The JAMA study also does little to link soda consumption to the obesity problem. As George Mason University professor Todd Zywicki shows in this graph, over the same period obesity prevalence has allegedly taken off, soda consumption has remained relatively stable. In fact, the only beverage we seem to be buying more of in the last 15 or so years is bottled water, which has no calories. Sales have nearly quadrupled.

Nevertheless, demonizing Big Soda has proved to generate headlines for nutrition activists and anti-corporatists.

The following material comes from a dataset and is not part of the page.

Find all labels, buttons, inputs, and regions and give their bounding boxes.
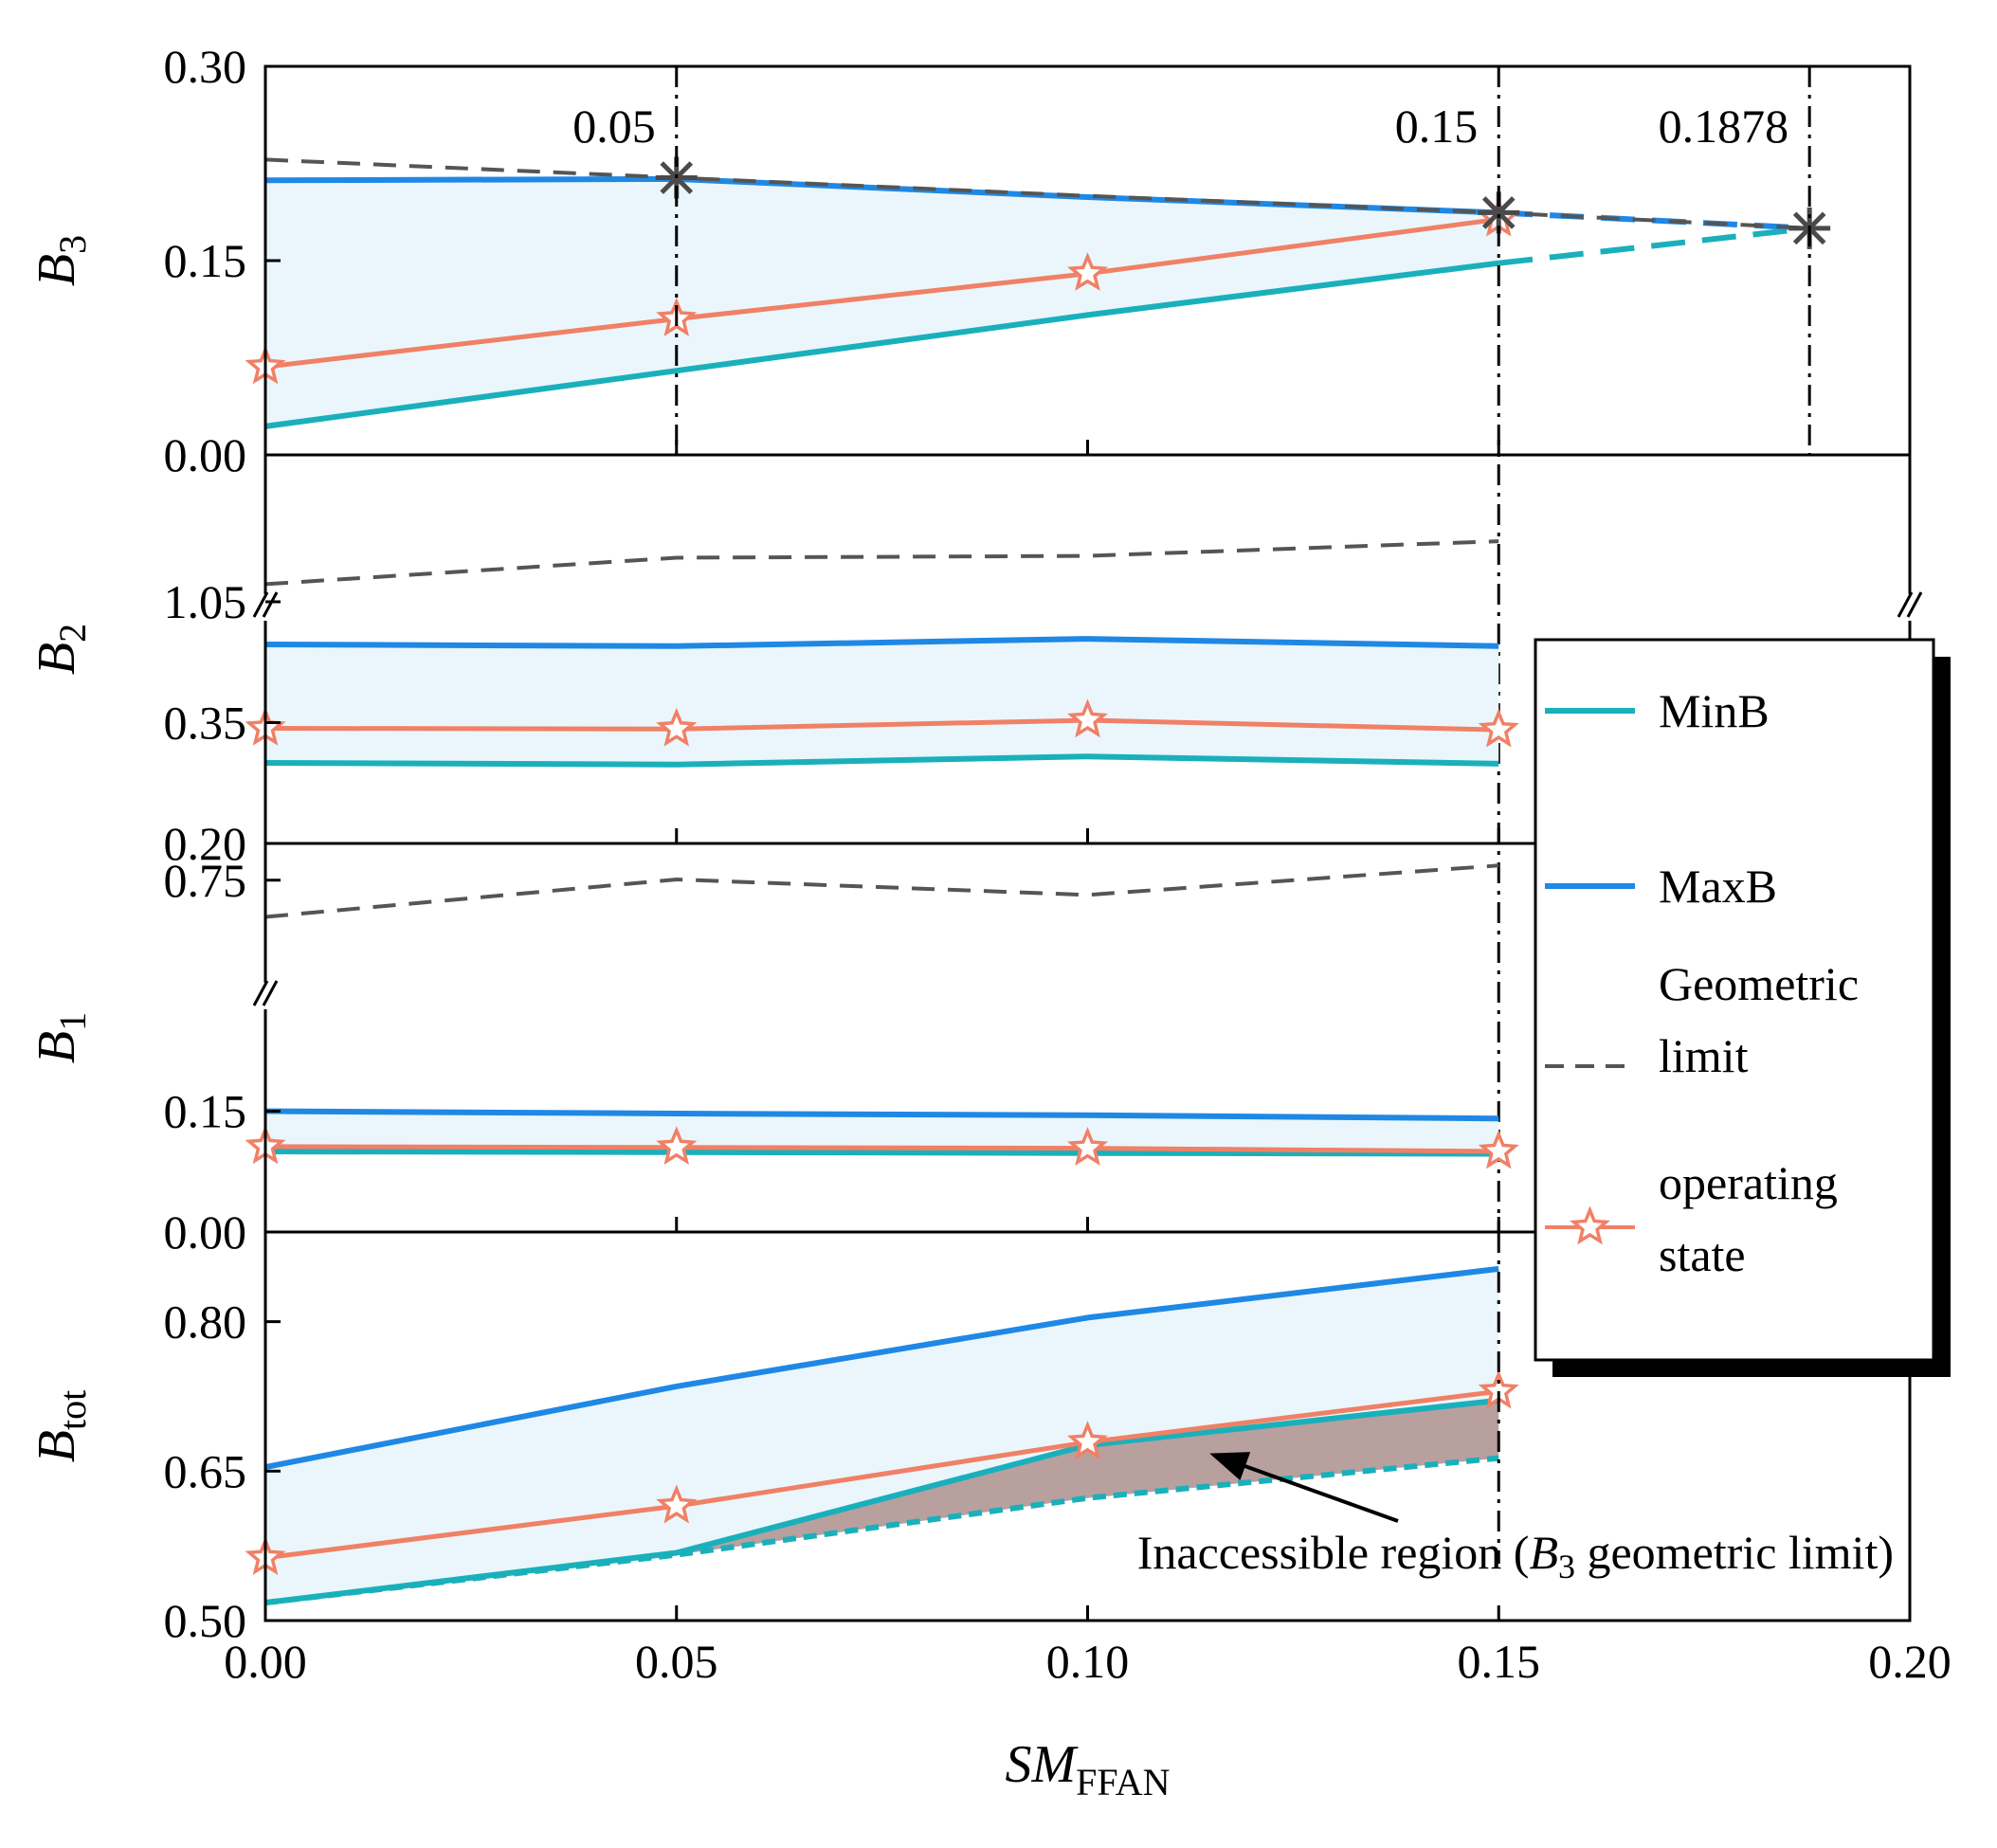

It's also been a boon for the dairy industry. The makers of whole milk, heavy cream, cheese, and sour cream and their advocates in Congress have of late been making the case that not only is soda bad for you, but that an extra serving or two of dairy in its stead could help put a dent in the obesity problem. The theory, propagated by dairy state Senators Patrick Leahy, Jim Jeffords, and Tom Harkin -- among others -- is that kids today drink too much soda.

The odd thing about all of this is that there's little evidence that kids actually are substituting soda for dairy. According to the American Dairy Association and the Dairy Council, annual milk consumption of children 6 to 12 years of age is at its highest level in 10 years.

This isn't to say that soda is or isn't better than milk and dairy, or even that either is or isn't a major contributor to childhood obesity. There's abundant literature to support the position of every interest group with a dog in the obesity fight. Even within the community of nutrition activists and anti-fat warriors -- all of whom seem to loathe soda -- there's contention about the role of milk in the obesity problem, and how much dairy we can (or should) consume as part of a healthy diet.

But the milk-soda face-off does show us that when lawmakers and activists invoke the obesity problem to push legislation regulating, taxing, or otherwise restricting our choices as food consumers, the healthiest thing we can do is exercise some skepticism. It's probably of no coincidence that dairy state senators insist that our kids need more dairy, and are willing to meddle with the schools to make sure they get it. Government agents aren't benevolent, they're self-interested -- even when they claim to be legislating to improve our health, or on behalf of chubby children.

Perhaps the real lesson here is that government ought to stay out of the obesity fight altogether. Choosing what we eat each day is not only an intimate and personal decision, it's a very important one, with obvious repercussions on our health and happiness. Guidance and influence for those decisions should probably come from parties whose main interest is our health -- our doctors, for example. Policymakers may claim to be legislating for our well-being, but their primary interest lies with the constituents who elect them, and with the interest groups who keep them in power. We should be wary of government attempts to influence those decisions, and we should be intolerant of efforts to restrict them through taxes, regulation, or outright prohibition.

A better route would be to allow Americans to freely make their own decisions about what they eat, but also be sure that they and only they bear the consequences of those decisions.